# How do I find a cone of vision not located on the horizon line?

In Scott Robertson's How to Draw, he briefly explains to the reader what happens when a person (acting as the station point in this situation) tilts their head up and down, while viewing the same object.

"When the head is tilted, the Line of Sight, Cone of Vision and Picture Plane move in tandem . In a linear perspective there will be 3-point perspective. Notice the verticals starting to converge. Then take a look at the height line! The line corresponding to viewing height is still on the Horizon Line, but the Horizon Line now has moved relative to the Cone of Vision and is not splitting it in half as it did when the Line of Sight was parallel to the ground" (page 27)

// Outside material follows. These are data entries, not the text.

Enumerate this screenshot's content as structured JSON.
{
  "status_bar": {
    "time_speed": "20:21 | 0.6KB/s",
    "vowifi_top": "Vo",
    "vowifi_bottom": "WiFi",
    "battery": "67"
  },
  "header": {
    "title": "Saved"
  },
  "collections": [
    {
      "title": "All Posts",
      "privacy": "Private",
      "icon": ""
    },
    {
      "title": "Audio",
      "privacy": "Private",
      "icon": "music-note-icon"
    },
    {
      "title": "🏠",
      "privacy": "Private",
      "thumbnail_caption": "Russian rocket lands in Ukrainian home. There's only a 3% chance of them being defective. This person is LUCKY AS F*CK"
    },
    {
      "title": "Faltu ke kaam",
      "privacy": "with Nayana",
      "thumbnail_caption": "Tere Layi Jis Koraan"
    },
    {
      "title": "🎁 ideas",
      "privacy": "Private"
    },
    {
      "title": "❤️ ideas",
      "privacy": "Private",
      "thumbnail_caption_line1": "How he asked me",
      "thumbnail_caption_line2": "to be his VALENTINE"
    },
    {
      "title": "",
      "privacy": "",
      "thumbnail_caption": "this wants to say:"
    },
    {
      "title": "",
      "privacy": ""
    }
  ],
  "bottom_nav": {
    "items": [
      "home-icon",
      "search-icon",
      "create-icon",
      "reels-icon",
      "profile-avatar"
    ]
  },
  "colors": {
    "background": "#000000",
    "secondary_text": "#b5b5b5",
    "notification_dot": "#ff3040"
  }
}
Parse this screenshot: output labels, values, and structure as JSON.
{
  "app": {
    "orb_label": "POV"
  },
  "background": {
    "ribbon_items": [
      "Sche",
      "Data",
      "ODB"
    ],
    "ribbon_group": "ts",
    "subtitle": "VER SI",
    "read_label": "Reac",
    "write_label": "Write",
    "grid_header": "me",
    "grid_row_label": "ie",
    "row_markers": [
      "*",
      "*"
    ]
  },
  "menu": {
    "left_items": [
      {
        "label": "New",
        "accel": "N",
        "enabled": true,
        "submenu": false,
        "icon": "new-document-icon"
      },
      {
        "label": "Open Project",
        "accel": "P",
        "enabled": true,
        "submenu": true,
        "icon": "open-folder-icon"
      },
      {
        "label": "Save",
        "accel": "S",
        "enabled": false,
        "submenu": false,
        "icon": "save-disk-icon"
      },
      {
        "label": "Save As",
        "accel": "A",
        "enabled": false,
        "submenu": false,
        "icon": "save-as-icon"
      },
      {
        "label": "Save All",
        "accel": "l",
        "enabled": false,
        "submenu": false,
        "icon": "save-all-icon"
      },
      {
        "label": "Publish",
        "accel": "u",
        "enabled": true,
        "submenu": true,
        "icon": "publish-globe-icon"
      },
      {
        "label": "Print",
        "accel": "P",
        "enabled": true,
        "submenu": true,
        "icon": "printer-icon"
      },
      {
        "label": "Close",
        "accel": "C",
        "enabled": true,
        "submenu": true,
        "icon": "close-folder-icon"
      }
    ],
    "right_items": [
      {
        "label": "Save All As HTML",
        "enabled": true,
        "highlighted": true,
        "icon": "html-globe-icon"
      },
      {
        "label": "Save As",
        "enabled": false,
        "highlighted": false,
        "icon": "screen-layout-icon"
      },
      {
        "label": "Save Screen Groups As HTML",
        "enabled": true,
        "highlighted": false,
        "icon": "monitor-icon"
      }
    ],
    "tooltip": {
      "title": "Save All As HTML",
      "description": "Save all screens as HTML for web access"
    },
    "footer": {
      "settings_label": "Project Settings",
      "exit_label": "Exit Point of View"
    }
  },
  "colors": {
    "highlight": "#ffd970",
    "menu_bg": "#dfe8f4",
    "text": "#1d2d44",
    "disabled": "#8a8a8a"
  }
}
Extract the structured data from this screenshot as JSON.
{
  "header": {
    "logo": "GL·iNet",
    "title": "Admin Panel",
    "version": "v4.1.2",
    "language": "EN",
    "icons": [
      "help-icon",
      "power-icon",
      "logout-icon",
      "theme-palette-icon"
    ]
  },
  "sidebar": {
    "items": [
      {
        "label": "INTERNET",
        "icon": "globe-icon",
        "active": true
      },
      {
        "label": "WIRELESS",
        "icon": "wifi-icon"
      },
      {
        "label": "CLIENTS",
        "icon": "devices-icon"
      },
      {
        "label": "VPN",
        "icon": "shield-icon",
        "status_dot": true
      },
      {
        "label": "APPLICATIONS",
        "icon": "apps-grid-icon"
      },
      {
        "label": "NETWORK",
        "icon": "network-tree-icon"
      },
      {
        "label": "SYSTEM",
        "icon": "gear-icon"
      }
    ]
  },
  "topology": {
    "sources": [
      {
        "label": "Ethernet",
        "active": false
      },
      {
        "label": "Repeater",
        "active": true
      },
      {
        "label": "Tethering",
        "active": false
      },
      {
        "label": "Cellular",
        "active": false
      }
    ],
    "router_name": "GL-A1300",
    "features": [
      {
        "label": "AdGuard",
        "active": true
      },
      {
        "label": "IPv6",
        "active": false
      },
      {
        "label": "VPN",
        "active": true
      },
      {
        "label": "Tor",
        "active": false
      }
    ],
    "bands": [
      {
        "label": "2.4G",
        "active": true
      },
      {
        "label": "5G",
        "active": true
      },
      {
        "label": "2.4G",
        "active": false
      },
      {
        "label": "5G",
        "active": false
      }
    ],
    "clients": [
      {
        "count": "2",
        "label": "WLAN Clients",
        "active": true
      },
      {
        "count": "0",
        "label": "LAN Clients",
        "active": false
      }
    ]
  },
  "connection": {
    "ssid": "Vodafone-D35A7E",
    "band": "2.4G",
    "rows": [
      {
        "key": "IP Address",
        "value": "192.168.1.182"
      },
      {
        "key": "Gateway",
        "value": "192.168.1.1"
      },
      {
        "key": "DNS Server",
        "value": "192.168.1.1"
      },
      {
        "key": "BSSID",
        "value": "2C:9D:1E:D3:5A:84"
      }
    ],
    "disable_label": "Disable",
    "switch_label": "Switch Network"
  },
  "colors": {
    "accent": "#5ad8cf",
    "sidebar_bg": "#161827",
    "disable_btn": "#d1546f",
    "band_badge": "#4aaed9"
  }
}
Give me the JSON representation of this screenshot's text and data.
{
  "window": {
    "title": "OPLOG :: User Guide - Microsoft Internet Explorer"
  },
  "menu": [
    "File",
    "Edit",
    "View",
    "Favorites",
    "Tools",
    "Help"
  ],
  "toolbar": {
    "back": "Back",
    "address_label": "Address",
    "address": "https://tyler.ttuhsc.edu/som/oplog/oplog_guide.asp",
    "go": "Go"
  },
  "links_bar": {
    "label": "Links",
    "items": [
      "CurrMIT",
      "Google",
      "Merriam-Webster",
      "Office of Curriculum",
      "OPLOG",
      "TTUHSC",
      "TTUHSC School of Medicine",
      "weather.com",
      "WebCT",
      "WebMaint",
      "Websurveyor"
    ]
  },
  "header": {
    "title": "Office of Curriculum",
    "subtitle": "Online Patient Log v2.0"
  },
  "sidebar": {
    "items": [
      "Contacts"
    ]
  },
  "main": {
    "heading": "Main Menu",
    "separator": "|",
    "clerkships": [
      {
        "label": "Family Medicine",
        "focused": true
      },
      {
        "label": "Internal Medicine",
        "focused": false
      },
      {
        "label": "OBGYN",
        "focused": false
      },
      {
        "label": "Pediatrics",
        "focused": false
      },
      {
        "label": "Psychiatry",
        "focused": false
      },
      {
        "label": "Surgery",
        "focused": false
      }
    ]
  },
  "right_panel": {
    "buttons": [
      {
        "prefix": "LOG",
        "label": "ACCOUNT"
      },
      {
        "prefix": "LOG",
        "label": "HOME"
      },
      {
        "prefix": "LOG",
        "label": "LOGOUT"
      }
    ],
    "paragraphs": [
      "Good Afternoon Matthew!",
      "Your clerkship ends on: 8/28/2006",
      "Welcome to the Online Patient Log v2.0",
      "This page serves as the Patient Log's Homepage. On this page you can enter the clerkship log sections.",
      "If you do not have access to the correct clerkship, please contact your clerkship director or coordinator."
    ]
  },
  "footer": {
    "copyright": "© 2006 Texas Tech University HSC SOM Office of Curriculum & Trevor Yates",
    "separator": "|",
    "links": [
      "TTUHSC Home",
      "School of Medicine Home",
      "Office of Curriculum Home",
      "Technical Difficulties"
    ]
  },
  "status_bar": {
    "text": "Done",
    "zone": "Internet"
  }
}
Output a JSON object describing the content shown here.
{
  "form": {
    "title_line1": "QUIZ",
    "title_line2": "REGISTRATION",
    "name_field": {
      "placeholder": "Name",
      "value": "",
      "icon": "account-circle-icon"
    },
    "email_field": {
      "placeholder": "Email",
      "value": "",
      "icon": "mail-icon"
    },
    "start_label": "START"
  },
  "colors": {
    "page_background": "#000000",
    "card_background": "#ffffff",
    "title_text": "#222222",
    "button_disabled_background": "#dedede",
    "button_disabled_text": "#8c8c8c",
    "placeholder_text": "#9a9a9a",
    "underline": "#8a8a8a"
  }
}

I already know how to place and use a cone of vision on the horizon line, such as in this image.

My question is, how do I place, or "move" the circle of vision in order to draw an object someone is viewing while tilting their head up or down? Like how Robertson had done in the aforementioned examples. I am doing all of this by hand, so I would prefer a method I can also do by hand.

Cone of vision (=COV) is not a strictly defined concept, it's an empirically decided 3D space around the sight line to the viewing direction. People generally can see at the same time well only items which are inside the COV.

People can notice the existence of items and detect motion well beyond the COV, but any analytic watching requires turning the sight so that the interesting items are inside the COV.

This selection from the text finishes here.